Is there a way to disable or modify *just these faults* for *just blade 8* in each chassis? "Fault suppression" lets me only disable all alerts for the blade.

Kirk J · ‎09-28-2018

Greetings.

Unfortunately, you are correct, in that the UCSM does not currently have a way to disable individual alert types (like you can with ACI), aside from the complete blade fault suppression.

The b200m3/m4/m5 design does allow for the 2nd CPU to run a bit warmer due to airflow design (air passes over 1st cpu, before going past 2nd cpu).

Usually when we have customers bumping into the UNC range, which is meant to trigger the chassis fans to rev up, both the CPU load is high, and the ambient temps tend to be in the lower to mid 70's F.

Please log into the UCSM CLI via putty/ssh:

#connect cimc x/y (chassis#/blade#)

cimc#sensors

Look at he P1 and P2 _TEMP_SENS values, and see what is specified for the upper critical and upper non recoverable values (to get idea of what those ranges are).

In 4.01 code, it appears the Upper non-critical value is no longer defined, so I'm wondering if you would no longer get those type of UNC alerts... What UCSM and Blade firmware level are you on?

What is the TEMP_SENS_FRONT current values?

Thanks,

Kirk...

wsanders · ‎09-28-2018

Sensor Name    | Reading | Unit      | ... | LNR | LC | LNC | UNC| UC      | UNR     |
TEMP_SENS_FRONT | 24.000 | degrees C | OK | na | na | na | na    | 75.000 | 85.000 |
TEMP_SENS_REAR | 47.000  | degrees C | OK  | na  | na | na  | na | 75.000  | 85.000 |
GPU1_TEMP_SENS | na      | degrees C | na  | na  | na | na  | na | 162.000 | 170.000 |
P1_TEMP_SENS   | 54.000  | degrees C | OK  | na  | na | na  | na | 88.000  | 93.000 |
P2_TEMP_SENS   | 84.000  | degrees C | UNC | na  | na | na  | na | 88.000  | 93.000 |

CIMC version is [ sensors ]# version: ver: 3.1(26g). UCS package is 3.2(3g)

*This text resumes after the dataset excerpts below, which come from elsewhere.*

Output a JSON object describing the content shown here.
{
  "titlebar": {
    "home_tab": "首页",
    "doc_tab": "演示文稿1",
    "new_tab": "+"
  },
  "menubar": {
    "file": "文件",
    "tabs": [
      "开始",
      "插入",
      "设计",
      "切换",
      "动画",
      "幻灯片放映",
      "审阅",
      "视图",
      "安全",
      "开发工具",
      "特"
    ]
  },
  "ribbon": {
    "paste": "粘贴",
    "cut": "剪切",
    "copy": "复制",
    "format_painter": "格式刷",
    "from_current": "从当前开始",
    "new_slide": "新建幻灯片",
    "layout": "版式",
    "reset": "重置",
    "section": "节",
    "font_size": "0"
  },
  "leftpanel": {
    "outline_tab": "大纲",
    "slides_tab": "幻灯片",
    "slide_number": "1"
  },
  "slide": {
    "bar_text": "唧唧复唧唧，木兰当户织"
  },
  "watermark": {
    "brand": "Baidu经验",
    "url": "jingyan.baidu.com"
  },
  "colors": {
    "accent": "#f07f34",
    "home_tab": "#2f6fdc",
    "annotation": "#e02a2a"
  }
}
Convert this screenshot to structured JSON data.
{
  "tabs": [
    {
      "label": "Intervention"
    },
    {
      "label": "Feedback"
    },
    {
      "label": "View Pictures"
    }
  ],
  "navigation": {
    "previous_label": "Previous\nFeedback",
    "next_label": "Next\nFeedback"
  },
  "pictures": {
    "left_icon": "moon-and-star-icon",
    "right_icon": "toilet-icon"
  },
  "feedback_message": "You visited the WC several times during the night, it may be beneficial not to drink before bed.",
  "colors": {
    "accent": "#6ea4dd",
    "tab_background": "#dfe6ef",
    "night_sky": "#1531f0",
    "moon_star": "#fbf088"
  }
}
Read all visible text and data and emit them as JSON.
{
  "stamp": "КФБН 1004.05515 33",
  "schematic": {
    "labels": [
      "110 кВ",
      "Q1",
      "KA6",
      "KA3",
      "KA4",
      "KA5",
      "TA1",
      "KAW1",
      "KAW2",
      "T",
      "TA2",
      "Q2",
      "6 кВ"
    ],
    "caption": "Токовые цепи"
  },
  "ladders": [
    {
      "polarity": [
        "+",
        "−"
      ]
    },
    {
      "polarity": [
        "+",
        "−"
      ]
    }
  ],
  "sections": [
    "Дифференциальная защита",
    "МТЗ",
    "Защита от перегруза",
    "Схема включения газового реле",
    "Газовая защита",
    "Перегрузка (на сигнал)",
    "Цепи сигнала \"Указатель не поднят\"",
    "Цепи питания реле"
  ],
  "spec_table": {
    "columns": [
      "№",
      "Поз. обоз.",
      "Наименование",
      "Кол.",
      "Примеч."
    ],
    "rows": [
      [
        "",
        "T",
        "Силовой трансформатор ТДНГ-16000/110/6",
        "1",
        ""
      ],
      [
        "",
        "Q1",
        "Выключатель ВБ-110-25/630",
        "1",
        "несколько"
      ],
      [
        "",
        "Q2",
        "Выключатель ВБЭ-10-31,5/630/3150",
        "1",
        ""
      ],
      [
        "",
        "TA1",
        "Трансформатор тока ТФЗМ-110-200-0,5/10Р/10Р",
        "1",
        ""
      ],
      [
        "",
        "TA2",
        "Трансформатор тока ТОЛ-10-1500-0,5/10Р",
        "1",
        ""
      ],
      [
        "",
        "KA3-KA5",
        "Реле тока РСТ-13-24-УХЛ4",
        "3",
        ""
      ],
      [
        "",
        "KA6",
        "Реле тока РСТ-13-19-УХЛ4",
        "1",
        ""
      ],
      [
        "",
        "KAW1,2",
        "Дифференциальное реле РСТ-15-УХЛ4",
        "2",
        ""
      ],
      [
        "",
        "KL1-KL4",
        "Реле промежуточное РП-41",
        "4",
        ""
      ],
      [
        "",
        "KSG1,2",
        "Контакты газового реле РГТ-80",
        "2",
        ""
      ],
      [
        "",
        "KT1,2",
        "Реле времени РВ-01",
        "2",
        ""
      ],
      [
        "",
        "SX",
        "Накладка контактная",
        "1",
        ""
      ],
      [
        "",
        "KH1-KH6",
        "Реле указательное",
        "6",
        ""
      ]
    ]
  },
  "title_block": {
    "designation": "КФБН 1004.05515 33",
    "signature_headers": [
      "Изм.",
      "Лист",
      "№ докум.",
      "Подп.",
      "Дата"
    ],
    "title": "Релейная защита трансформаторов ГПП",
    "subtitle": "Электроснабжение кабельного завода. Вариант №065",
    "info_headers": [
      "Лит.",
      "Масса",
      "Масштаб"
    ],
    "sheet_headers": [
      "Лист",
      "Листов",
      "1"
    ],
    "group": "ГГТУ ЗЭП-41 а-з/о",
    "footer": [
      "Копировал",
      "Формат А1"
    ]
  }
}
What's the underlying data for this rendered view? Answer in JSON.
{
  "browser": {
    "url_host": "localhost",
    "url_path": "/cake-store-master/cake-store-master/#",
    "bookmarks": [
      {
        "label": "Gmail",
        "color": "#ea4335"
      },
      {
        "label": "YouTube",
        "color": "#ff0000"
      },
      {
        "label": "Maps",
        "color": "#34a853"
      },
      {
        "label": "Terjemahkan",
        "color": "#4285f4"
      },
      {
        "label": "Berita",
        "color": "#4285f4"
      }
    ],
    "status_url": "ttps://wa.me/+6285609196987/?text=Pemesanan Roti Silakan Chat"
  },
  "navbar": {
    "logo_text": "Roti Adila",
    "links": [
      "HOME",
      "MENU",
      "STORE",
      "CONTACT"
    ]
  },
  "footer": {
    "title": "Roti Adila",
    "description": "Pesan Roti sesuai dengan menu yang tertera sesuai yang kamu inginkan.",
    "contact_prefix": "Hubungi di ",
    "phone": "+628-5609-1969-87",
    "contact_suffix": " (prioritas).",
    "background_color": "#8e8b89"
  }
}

LNC and UNC are all "na" - so why would get get spam about UNC?

.

I don't really care about the noncritical limits being removed, the UCS will still spam us about the UC and UNR, right? So unless both values can be removed or bumped up, there's still no way to suppress unless we suppress the whole blade?

wsanders · ‎09-28-2018

Now that I see a 30 degree difference between the CPUs I have a new guess about what is happening: Are the front and rear heat sinks different part numbers? I have seen this before in other hardware with a similar layout where the waste heat from CPU1 has to cool CPU2.

On other blades in Position 8 I see only a 23 or 23 deg difference, and CPU1 is running at 50 instead of 54 deg

Kirk J · ‎09-30-2018

What's your front temp sensor showing on your blades closest to floor (i.e. high # slots like 7,8)?

Yes, there are different heatsink part #s for the front and back heatsinks on B200M4/M5 servers.

Can you confirm some other ambient temp readings in that same environment?

The 75 degree F reading on the front temp sensor seems like that's a bit on the warm side for a data center.

Thanks,

Kirk...